Facebook, arriva la (brutta) notizia che cambia per sempre le abitudini degli utenti

Le indagini fiscali sbarcano anche su Facebook: l’utente del social network più diffuso al mondo dovrà guardarsi le spalle dall’Agenzia delle Entrate anche quando scrive un post o pubblica una foto sul proprio profilo. Un’immagine di troppo che lo vede ritratto durante una vacanza in un’isola tropicale o mentre è alla guida della decapottabile formalmente intestata alla madre, potrebbero costargli caro.

La nuova circolare emessa ieri dall’Agenzia delle Entrate (e di cui abbiamo parlato in “Evasione fiscale: nuova strategia dell’Agenzia delle Entrate”) cambia notevolmente l’approccio del fisco nelle indagini [1]. Non più solo controlli mirati alle banche dati tradizionali della pubblica amministrazione (anagrafe tributaria e dei conti correnti su tutti), ma a qualsiasi informazione comunque reperibile.
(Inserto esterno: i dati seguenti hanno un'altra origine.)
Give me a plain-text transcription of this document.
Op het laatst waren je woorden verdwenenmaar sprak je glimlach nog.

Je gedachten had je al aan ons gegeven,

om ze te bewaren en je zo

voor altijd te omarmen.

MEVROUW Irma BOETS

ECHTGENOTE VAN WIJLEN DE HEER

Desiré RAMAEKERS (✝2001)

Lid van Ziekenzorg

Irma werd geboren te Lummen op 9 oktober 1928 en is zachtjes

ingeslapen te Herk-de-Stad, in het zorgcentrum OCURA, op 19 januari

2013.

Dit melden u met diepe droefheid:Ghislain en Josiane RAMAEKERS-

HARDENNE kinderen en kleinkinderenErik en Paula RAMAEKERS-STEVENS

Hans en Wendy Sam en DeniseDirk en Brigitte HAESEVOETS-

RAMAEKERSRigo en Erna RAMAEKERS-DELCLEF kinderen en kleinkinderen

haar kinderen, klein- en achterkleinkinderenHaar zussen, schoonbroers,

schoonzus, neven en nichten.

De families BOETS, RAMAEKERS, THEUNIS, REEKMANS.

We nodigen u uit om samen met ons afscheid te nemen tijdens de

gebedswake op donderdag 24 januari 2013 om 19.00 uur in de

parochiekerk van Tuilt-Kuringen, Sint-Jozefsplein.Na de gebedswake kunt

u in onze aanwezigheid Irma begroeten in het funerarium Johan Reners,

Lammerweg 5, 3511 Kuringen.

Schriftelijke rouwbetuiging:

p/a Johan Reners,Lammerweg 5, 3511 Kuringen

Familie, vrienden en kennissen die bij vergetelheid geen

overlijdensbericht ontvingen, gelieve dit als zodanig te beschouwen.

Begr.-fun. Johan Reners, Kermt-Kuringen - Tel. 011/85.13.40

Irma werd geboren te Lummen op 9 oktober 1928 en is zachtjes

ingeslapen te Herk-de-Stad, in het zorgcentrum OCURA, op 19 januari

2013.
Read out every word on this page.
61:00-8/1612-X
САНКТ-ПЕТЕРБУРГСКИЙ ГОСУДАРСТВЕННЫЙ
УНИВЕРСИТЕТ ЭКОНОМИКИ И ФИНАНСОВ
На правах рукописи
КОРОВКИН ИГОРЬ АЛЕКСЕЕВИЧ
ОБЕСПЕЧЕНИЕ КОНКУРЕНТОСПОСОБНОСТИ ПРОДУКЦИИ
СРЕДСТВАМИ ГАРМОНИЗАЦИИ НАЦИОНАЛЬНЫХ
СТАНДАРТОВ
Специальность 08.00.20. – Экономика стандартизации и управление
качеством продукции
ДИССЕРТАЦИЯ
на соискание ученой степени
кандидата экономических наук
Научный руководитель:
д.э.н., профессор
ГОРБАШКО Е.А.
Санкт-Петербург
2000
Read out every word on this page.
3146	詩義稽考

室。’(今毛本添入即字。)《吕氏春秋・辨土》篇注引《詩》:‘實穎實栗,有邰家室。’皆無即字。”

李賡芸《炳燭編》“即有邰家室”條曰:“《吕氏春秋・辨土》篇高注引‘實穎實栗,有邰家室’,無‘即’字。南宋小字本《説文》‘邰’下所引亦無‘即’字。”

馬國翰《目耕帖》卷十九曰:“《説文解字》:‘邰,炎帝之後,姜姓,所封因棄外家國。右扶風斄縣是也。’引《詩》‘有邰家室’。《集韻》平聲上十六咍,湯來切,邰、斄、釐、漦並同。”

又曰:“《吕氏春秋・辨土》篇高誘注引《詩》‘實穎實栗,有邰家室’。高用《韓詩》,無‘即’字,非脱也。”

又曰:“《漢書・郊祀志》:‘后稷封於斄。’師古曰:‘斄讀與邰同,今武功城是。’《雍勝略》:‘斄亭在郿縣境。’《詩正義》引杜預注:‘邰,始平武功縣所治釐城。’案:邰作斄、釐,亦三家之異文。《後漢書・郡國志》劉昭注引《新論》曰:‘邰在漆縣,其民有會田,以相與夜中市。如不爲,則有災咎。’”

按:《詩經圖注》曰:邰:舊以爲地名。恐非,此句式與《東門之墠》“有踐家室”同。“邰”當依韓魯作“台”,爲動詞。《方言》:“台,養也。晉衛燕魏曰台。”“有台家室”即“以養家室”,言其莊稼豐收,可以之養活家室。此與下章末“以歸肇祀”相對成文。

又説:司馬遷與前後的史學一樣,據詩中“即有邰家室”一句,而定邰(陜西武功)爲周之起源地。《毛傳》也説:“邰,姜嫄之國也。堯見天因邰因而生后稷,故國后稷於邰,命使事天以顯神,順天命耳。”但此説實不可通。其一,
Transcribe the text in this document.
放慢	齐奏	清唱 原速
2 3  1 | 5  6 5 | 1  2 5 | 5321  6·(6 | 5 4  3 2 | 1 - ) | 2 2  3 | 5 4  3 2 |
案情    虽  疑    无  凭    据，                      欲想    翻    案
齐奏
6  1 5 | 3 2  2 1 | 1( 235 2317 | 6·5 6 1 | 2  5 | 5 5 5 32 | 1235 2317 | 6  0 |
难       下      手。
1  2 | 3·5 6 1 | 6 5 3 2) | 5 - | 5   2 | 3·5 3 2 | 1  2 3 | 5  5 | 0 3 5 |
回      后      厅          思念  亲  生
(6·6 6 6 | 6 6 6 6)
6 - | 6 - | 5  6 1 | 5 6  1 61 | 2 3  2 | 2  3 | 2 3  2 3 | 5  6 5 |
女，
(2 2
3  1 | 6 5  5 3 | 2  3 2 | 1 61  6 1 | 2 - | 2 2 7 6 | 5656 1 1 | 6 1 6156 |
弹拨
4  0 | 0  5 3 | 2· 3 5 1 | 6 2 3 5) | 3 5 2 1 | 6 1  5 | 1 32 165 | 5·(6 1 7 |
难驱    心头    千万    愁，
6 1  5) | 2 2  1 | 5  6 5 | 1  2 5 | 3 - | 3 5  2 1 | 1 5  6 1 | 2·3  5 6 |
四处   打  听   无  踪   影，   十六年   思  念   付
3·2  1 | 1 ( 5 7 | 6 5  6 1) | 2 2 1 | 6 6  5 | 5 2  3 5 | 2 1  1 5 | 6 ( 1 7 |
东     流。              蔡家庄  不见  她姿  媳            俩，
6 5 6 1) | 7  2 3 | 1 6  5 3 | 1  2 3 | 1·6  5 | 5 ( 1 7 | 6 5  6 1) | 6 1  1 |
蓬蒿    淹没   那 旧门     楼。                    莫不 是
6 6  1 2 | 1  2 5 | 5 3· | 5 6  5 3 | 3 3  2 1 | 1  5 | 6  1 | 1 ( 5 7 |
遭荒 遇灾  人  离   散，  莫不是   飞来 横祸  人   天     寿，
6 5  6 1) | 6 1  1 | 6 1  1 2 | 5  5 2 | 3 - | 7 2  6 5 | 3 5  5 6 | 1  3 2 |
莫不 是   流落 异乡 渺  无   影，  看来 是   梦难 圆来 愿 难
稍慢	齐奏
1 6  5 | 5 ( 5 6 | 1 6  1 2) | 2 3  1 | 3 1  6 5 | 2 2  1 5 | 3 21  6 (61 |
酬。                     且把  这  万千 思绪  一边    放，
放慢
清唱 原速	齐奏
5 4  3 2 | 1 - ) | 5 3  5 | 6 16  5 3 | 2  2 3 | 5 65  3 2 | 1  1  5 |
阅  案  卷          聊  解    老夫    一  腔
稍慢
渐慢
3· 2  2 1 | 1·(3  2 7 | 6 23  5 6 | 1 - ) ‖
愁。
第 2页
È lo stesso direttore dell’Agenzia ad ammetterlo, sulle pagine di ItaliaOggi: «Alle notizie ritraibili dalle banche dati si aggiungono quelle che pervengono da altre fonti, ivi incluse fonti aperte, per cui lo scenario informativo è ampio e variegato». In altre parole, occhi del fisco per la prima volta ufficialmente puntati su Facebook, Twitter, Instagram e tutti i canali di reperimento di informazioni come siti e giornali. «Se, con ogni probabilità, nella pratica gli 007 fiscali sono attenti anche a questi dettagli, con queste righe ora non hanno più scuse e i social diventano una fonte primaria di analisi per il contrasto all’evasione».

Ed allora, se gli occhi del funzionario di turno si soffermeranno su una foto postata qualche settimana prima da un resort di lusso, bisognerà anche chiarire con quali soldi è stata acquistata la vacanza, specie se non vi è tracciabilità della movimentazione bancaria. Del resto, si sa che auto e viaggi sono sempre stati uno dei campanellini d’allarme (insieme all’acquisto di immobili) di eventuali evasioni fiscali.